4.2. Apply to Real-World Problems

Customer data rarely behaves nicely.

• Some users buy weekly, others yearly.
• Some interact through multiple channels; others are silent.
• Purchase frequency, spending, and engagement vary widely — creating clusters with different densities.

K-Means might fail here because:

• It forces every user into a cluster (even the weird ones).
• It expects spherical groups — unrealistic in customer behavior.

HDBSCAN, however:

• Automatically detects dense customer segments without predefining how many exist.
• Treats low-activity or outlier customers as noise, not forced assignments.
• Uses stability to ensure that clusters represent real behavioral groups, not random noise.

Example intuition:

• Cluster 1: Frequent, high-spending buyers (dense region).
• Cluster 2: Seasonal shoppers (medium density).
• Cluster 3: Rare or dormant users (low density, often marked as noise).

Log data from servers, sensors, or security systems is noisy, high-volume, and unstructured. You often care less about the “main” clusters and more about the rare patterns — anomalies.

DBSCAN can detect anomalies as “points not assigned to any cluster,” but it depends heavily on the eps value — a single global threshold that rarely fits logs with multiple activity patterns.

HDBSCAN:

• Builds a hierarchy of density-based clusters across scales.
• Marks short-lived, low-persistence clusters and isolated points as anomalies automatically.
• Adapts to shifting density distributions common in real systems (e.g., different log activity peaks).

Practical Example:

• Cluster 1: Normal login events (very dense).
• Cluster 2: Scheduled maintenance logs (moderate density).
• Cluster 3: Rare, high-latency errors (low density → identified as outliers).

When you represent text using embeddings (e.g., BERT, Sentence Transformers), the resulting space is high-dimensional and uneven — topics have fuzzy boundaries and varying densities.

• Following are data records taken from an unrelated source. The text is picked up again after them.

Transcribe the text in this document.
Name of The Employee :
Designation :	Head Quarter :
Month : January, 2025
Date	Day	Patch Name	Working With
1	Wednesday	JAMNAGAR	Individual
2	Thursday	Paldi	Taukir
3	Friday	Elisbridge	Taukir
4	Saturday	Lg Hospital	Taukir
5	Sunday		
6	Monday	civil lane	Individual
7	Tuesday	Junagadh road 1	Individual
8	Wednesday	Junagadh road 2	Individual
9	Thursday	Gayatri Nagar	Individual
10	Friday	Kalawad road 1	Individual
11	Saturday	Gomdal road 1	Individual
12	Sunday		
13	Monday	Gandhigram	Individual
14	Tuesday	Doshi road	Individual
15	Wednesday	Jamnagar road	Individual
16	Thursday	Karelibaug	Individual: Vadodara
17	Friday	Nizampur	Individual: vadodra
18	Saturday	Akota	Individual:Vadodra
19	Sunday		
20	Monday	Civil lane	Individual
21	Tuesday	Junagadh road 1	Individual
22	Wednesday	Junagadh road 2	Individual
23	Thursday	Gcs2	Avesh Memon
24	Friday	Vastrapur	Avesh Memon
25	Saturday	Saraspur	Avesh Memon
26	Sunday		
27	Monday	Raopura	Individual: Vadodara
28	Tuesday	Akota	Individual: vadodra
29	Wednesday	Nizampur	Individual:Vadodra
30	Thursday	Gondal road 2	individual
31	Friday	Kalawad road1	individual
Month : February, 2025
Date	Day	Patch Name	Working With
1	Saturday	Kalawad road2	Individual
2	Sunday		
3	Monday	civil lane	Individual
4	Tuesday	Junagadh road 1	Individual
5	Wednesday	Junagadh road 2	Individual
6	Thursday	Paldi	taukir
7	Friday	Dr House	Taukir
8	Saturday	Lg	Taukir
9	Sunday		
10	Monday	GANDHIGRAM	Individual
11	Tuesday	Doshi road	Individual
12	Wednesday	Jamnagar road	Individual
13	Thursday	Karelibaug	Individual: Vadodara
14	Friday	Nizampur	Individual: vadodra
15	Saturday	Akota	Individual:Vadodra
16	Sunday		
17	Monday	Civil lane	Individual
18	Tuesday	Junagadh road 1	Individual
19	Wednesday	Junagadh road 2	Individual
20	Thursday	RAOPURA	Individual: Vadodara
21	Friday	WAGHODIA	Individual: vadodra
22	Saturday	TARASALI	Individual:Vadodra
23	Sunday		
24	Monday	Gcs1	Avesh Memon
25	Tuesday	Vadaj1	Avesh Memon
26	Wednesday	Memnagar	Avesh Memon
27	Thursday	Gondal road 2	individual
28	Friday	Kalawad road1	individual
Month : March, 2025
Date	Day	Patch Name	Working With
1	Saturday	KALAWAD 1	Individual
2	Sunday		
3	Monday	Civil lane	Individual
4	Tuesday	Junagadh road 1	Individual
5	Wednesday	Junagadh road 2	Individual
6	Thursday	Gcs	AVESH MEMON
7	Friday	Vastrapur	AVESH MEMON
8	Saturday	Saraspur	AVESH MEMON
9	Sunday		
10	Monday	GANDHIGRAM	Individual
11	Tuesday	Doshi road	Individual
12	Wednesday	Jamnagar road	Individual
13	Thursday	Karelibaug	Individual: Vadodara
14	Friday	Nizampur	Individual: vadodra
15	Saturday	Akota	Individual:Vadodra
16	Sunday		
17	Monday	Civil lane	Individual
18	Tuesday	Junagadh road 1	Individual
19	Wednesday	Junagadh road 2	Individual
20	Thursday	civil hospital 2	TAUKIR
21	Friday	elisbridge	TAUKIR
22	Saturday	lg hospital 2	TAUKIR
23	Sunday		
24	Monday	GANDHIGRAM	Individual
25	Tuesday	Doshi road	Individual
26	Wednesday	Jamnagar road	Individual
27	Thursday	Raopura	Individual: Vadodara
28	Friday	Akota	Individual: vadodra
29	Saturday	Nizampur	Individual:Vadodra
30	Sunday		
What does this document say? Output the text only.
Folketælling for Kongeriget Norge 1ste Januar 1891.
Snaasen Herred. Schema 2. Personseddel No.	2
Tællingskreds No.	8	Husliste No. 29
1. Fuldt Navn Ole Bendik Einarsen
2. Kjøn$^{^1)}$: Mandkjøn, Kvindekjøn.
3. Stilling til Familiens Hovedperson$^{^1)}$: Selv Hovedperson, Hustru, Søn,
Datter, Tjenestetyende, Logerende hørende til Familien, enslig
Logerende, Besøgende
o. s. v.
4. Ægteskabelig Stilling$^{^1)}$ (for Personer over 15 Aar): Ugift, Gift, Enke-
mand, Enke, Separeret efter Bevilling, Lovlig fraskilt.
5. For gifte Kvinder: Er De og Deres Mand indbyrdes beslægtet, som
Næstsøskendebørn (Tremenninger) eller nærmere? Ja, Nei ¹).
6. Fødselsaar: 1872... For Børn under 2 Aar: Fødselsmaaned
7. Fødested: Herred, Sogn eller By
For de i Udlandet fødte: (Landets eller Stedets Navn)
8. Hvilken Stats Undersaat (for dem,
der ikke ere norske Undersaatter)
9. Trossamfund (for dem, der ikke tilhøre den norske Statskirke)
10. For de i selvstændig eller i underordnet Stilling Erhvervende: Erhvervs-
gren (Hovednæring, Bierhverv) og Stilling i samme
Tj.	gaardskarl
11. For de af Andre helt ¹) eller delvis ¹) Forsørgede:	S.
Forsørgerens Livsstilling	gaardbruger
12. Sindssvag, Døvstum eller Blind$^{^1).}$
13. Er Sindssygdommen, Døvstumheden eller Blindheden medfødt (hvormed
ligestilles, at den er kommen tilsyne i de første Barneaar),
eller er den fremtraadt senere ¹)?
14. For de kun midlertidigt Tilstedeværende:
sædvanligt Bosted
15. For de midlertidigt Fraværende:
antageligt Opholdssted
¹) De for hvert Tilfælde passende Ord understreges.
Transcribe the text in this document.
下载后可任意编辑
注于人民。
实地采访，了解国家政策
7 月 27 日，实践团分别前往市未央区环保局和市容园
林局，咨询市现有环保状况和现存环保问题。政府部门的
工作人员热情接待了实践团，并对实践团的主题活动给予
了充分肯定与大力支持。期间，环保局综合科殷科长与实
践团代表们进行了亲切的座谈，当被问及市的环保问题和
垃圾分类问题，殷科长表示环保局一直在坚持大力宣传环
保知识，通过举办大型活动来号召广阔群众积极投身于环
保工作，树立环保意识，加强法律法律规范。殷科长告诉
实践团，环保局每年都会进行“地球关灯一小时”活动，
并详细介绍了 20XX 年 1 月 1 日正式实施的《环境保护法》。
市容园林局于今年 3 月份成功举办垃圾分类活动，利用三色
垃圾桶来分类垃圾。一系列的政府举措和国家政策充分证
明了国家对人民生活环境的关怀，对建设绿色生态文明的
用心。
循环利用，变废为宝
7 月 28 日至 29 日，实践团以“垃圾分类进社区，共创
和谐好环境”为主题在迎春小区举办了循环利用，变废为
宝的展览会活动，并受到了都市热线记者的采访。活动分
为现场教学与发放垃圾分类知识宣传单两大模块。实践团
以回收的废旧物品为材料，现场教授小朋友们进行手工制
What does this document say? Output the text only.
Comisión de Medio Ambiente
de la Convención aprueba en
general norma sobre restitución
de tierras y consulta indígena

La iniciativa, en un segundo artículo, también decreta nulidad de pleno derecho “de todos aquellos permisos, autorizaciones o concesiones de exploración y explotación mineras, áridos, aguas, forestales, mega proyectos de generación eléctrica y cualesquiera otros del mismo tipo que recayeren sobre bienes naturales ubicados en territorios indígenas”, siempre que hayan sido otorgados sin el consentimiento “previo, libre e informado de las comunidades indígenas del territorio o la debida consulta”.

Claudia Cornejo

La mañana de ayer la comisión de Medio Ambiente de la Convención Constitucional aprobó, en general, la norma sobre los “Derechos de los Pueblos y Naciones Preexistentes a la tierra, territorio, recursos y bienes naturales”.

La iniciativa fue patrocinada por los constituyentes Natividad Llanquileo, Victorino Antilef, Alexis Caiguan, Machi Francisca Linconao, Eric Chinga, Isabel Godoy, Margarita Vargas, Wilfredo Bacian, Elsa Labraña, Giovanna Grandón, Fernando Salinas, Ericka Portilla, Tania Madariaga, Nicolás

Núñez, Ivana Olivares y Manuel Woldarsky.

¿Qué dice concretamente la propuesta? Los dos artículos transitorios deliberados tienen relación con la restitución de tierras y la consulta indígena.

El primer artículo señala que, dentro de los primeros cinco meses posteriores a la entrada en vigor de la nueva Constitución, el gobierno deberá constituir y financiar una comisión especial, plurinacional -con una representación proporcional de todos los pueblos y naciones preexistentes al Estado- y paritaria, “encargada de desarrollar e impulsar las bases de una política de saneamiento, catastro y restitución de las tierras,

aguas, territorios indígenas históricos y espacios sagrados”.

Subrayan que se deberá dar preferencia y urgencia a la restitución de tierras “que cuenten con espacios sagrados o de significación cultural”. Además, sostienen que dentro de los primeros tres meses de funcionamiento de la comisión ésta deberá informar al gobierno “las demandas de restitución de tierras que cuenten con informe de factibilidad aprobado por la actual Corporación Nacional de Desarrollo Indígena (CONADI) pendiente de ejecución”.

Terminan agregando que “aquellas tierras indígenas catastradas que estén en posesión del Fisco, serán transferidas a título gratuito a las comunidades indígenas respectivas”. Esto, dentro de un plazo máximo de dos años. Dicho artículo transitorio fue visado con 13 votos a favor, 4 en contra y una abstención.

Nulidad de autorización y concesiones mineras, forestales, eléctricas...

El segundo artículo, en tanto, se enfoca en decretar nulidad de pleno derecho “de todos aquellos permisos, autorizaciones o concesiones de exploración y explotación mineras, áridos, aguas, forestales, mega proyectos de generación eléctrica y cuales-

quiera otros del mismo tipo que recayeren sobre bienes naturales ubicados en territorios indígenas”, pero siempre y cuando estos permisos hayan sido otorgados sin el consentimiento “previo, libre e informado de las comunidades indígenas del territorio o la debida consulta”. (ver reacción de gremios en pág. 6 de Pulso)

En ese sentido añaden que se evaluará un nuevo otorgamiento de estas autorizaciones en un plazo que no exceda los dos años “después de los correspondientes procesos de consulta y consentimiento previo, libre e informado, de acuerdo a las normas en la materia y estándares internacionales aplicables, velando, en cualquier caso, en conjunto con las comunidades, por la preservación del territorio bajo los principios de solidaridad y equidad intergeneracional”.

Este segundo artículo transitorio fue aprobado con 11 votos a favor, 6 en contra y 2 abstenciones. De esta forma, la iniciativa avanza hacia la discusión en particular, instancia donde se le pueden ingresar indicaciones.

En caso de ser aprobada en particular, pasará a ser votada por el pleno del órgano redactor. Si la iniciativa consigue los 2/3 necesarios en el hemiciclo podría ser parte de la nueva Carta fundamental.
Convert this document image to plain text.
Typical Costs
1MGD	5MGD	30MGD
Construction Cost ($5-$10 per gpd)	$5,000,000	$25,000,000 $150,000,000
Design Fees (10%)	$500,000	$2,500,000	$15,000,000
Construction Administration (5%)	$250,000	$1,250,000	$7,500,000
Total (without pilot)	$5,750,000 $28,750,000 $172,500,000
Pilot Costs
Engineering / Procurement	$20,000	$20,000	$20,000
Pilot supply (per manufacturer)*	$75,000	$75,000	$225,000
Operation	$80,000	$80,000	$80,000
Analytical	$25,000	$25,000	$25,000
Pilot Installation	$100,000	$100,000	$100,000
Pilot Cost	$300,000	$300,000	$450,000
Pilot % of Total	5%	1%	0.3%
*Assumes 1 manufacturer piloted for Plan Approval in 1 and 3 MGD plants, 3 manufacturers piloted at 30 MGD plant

K-Means struggles here because:

• It forces a fixed number of clusters (k), but topics don’t have fixed boundaries.
• It assumes spherical shapes — embeddings are rarely isotropic.

HDBSCAN naturally fits:

• Finds semantic topic clusters of varying density and size.
• Marks unrelated or ambiguous sentences as noise.
• Works beautifully when combined with UMAP for dimensionality reduction before clustering.

Example intuition:

• Cluster 1: Tech news (dense, clear topic).
• Cluster 2: Sports articles (moderate density).
• Cluster 3: Abstract sentences spanning multiple topics (noise or weak clusters).

When clusters vary in density, you can’t pick a single parameter that works globally. Instead, use stability plots (from the condensed tree) to visually inspect which clusters persist across density levels.

Look for:

• Long, thick branches → stable, high-confidence clusters.
• Short, weak branches → likely noise or transient structures.

This visual approach replaces arbitrary numeric tuning with interpretability — you see where the data stabilizes.

If you expect groups of different scales (say, large corporate clients vs. small individual users), tune min_cluster_size proportionally to expected variance:

• Higher values → prefer large, consistent groups.
• Lower values → capture fine-grained or niche clusters.

• “HDBSCAN doesn’t need tuning.” While it automates eps, min_samples and min_cluster_size still require domain-aware selection.
• “Outliers are useless.” In anomaly detection and NLP, outliers often carry most of the insight (errors, novelty, or unique events).
• “You can replace K-Means with HDBSCAN everywhere.” For very large, homogeneous datasets (like text embeddings for millions of tweets), K-Means or MiniBatch K-Means might be better suited.